Introducing Depth Mode

Depth mode is a setting in ControlNet that interprets the overall foreground and background of a provided reference image

Depth mode interprets the overall foreground and background of a provided reference image. It seeks to accurately map and interpret all the potential depth of field details of images.

What are good examples of reference images?

     Depth mode relies on information such a distinct foreground and background elements, shadow, light, and shading to create it’s mode map. These elements provide a blueprint of what depth mode should highlight, and what it should keep the same. See some of our examples below:

Examples of Good References

     Depth mode is a very flexible tool. However, to get the best results, it is important to include shadow and depth of field information in your reference images. The best results in depth mode tend to come from 3D render screengrabs. However photos, shaded illustrations, and other complex images can provide strong results.




Examples of bad references

     There are very few bad use cases or reference images for depth mode, so long as you are trying to achieve results that align with what it does best. However, depth mode tends to perform the most poorly with flat, unshaded illustrations. It’s not recommended to use particularly flat or unshaded images. A shaded vector image, for example, may work however its not ideal.




Feature highlights

     Every mode in ControlNet has different features. We’ve shared the primary feature highlights below.

Nuanced composition

     Out of the three most basic settings (structure, segmentation, and depth), we find that depth mode lands squarely in the middle in it’s compositional nuance. We can illustrate that by showing an example of one image run through each mode.

Depth mode maintains an even balance of the information it gets from the prompt and model, and the original reference image.



In contrast, Structure model pulls as much detail as possible from the original image, which leads to the prompt and model having less significant impact.

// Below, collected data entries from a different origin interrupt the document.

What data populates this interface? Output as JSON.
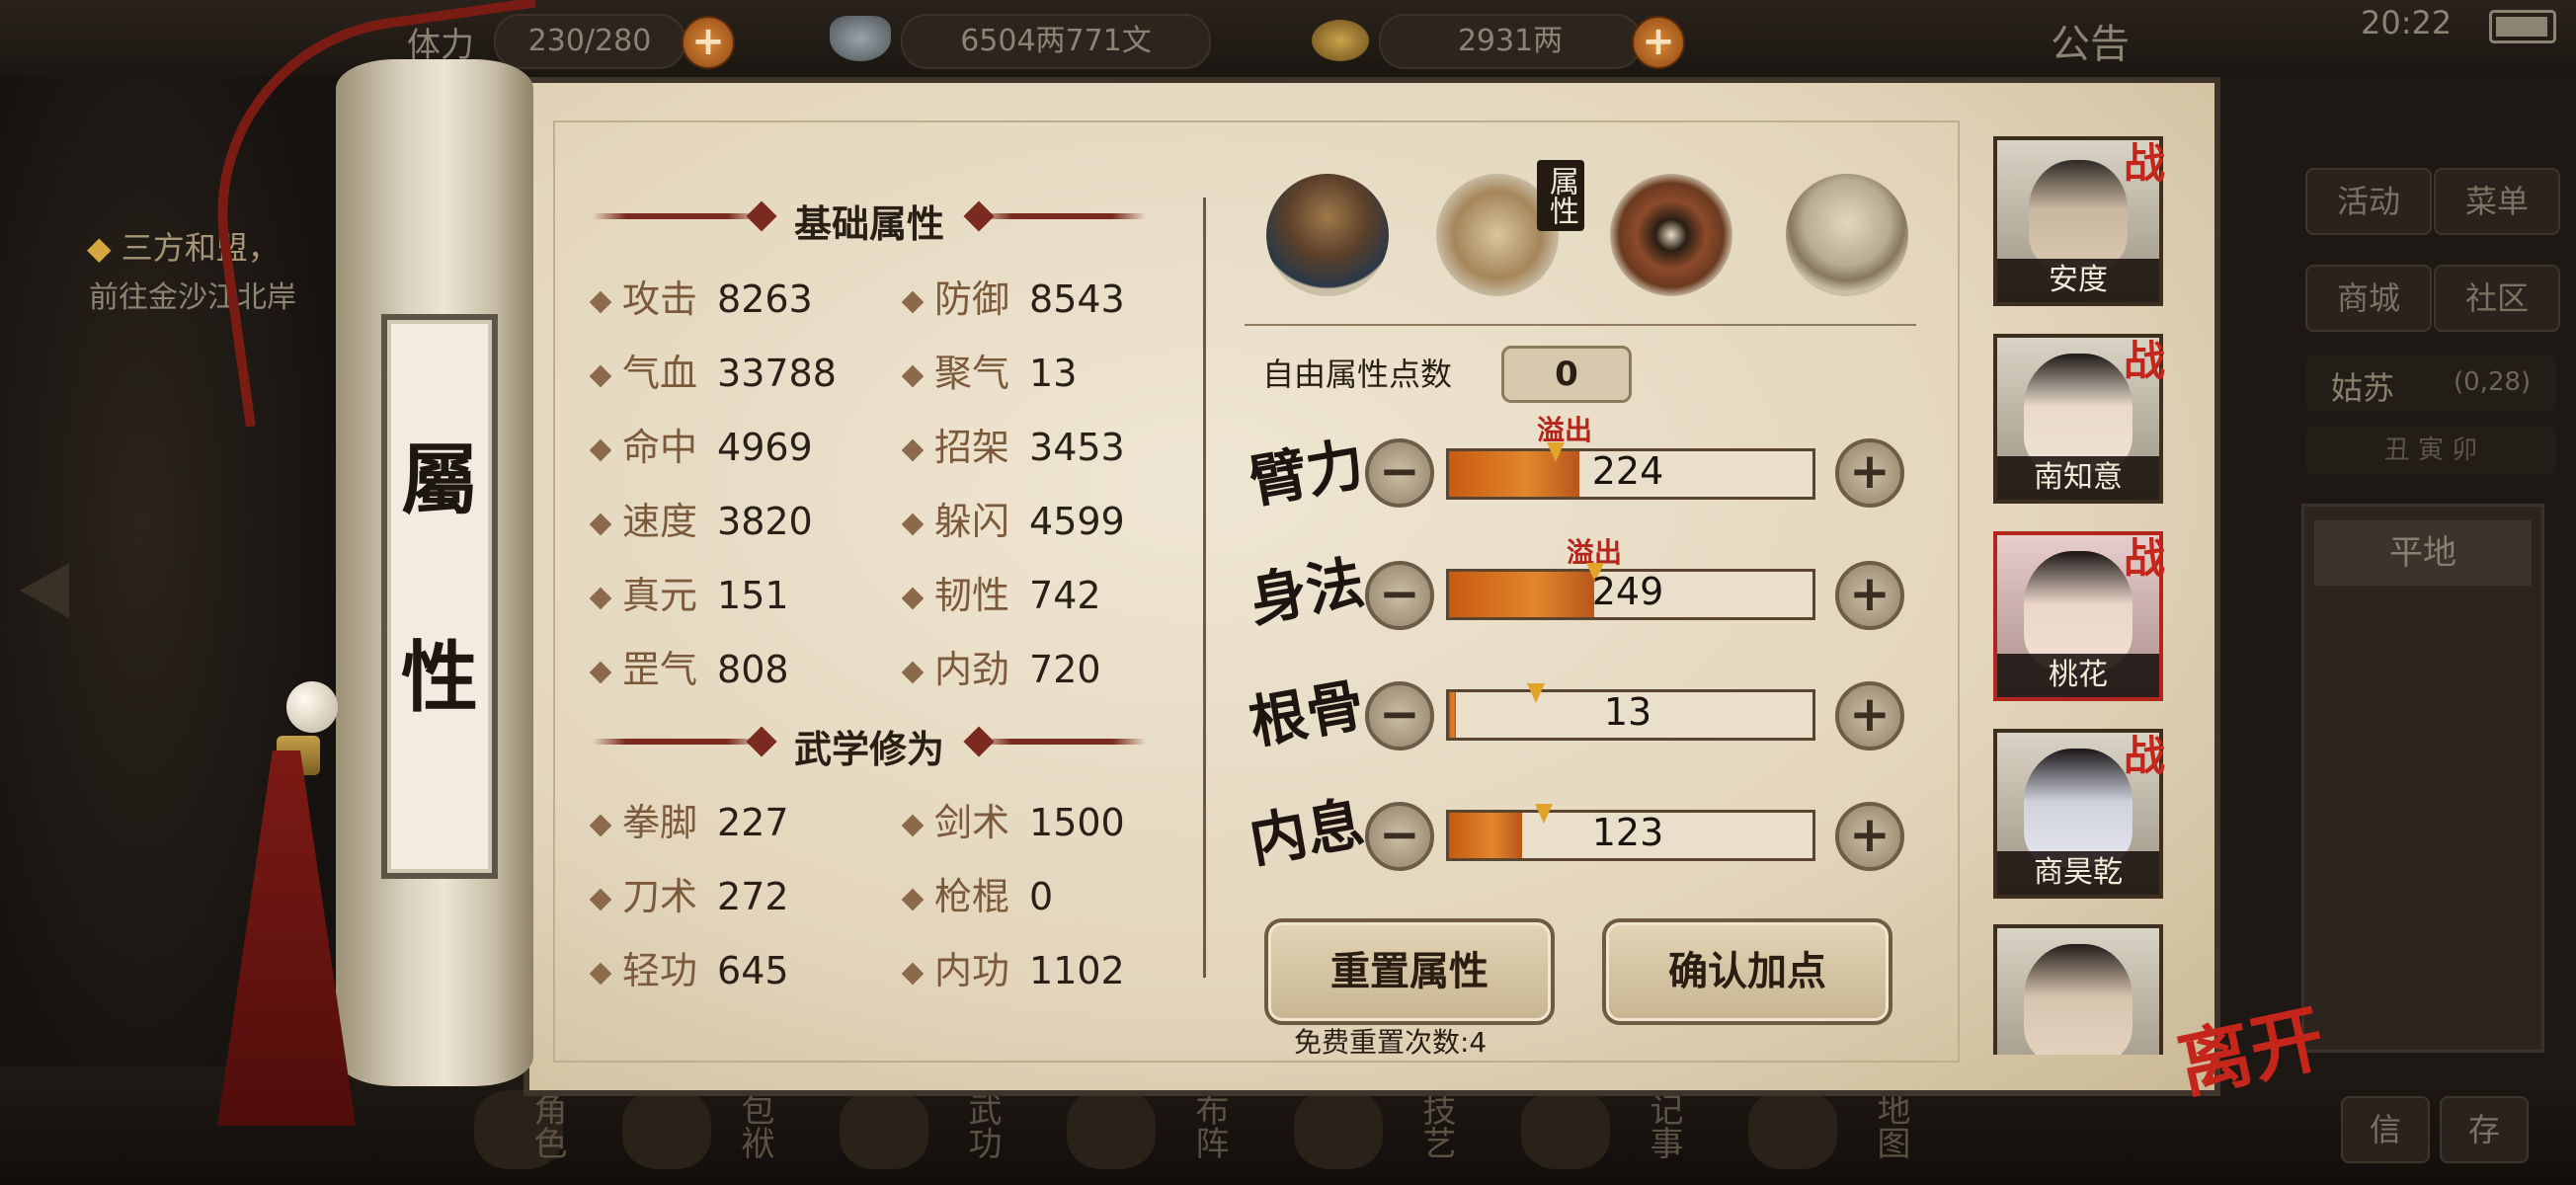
{
  "topbar": {
    "stamina_label": "体力",
    "stamina_value": "230/280",
    "silver_value": "6504两771文",
    "gold_value": "2931两",
    "announcement": "公告",
    "clock": "20:22"
  },
  "left_quest": {
    "title": "三方和盟，",
    "desc": "前往金沙江北岸"
  },
  "right_menu": {
    "activity": "活动",
    "menu": "菜单",
    "mall": "商城",
    "community": "社区",
    "location": "姑苏",
    "coords": "(0,28)",
    "time_line": "丑  寅  卯",
    "terrain": "平地",
    "btn1": "信",
    "btn2": "存"
  },
  "bottom_nav": [
    "角色",
    "包袱",
    "武功",
    "布阵",
    "技艺",
    "记事",
    "地图"
  ],
  "scroll_title": [
    "屬",
    "性"
  ],
  "basic_section": {
    "title": "基础属性",
    "stats": [
      {
        "name": "攻击",
        "value": "8263"
      },
      {
        "name": "防御",
        "value": "8543"
      },
      {
        "name": "气血",
        "value": "33788"
      },
      {
        "name": "聚气",
        "value": "13"
      },
      {
        "name": "命中",
        "value": "4969"
      },
      {
        "name": "招架",
        "value": "3453"
      },
      {
        "name": "速度",
        "value": "3820"
      },
      {
        "name": "躲闪",
        "value": "4599"
      },
      {
        "name": "真元",
        "value": "151"
      },
      {
        "name": "韧性",
        "value": "742"
      },
      {
        "name": "罡气",
        "value": "808"
      },
      {
        "name": "内劲",
        "value": "720"
      }
    ]
  },
  "martial_section": {
    "title": "武学修为",
    "stats": [
      {
        "name": "拳脚",
        "value": "227"
      },
      {
        "name": "剑术",
        "value": "1500"
      },
      {
        "name": "刀术",
        "value": "272"
      },
      {
        "name": "枪棍",
        "value": "0"
      },
      {
        "name": "轻功",
        "value": "645"
      },
      {
        "name": "内功",
        "value": "1102"
      }
    ]
  },
  "tabs": [
    {
      "icon": "straw-hat-character-icon"
    },
    {
      "icon": "scroll-attribute-icon",
      "label": "属性"
    },
    {
      "icon": "bagua-icon"
    },
    {
      "icon": "meridian-body-icon"
    }
  ],
  "free_points": {
    "label": "自由属性点数",
    "value": "0"
  },
  "attributes": [
    {
      "name": "臂力",
      "value": "224",
      "fill": 0.36,
      "overflow": "溢出",
      "marker": 0.3
    },
    {
      "name": "身法",
      "value": "249",
      "fill": 0.4,
      "overflow": "溢出",
      "marker": 0.4
    },
    {
      "name": "根骨",
      "value": "13",
      "fill": 0.02,
      "overflow": "",
      "marker": 0.22
    },
    {
      "name": "内息",
      "value": "123",
      "fill": 0.2,
      "overflow": "",
      "marker": 0.25
    }
  ],
  "buttons": {
    "reset": "重置属性",
    "confirm": "确认加点",
    "free_reset": "免费重置次数:4"
  },
  "party": [
    {
      "name": "安度",
      "battle": "战",
      "selected": false
    },
    {
      "name": "南知意",
      "battle": "战",
      "selected": false
    },
    {
      "name": "桃花",
      "battle": "战",
      "selected": true
    },
    {
      "name": "商昊乾",
      "battle": "战",
      "selected": false
    },
    {
      "name": "",
      "battle": "",
      "selected": false
    }
  ],
  "leave": "离开",
  "colors": {
    "accent_red": "#c5261b",
    "bar_orange": "#d8731f",
    "paper": "#e8dcc4"
  }
}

And finally Segmentation mode pulls only the shapes that are defined by the edges in an image, relying more heavily on information provided by the prompt and model.



Attention to shaded details

     As we can see in the golem example, the depth and shading of an image is the aspect most keenly highlighted when using depth mode. This is unique to Depth and to a lesser degree, Normal Maps. We can see the importance of shading here:



Moderate linework coherence

     Depth mode still retains a decent amount of linework from the original image. As we saw above, this is nowhere near as extreme as structure mode, or line art mode. However, it is enough detail to greatly impact the output.



Shadows and highlights

     Most modes are well suited for a multitude of styles. There is a misconception that depth mode may only be useful for styles that resemble 3D. However, using the image of the woman’s face from before, we can see that instead of forcing a 3D perspective, depth mode informs a nuanced and expressive amount of shadow and highlighting to the final output. It is useful to think about your light source when you are using a reference image.



     Depth mode is very versatile and a useful tool in a number of styles and use case. As a reminder, a few important points to think about when you are choosing your reference image:

  • Depth of field
  • Details present in your reference image
  • Light source and shading in you reference image

Thanks for reading, and enjoy creating with depth mode!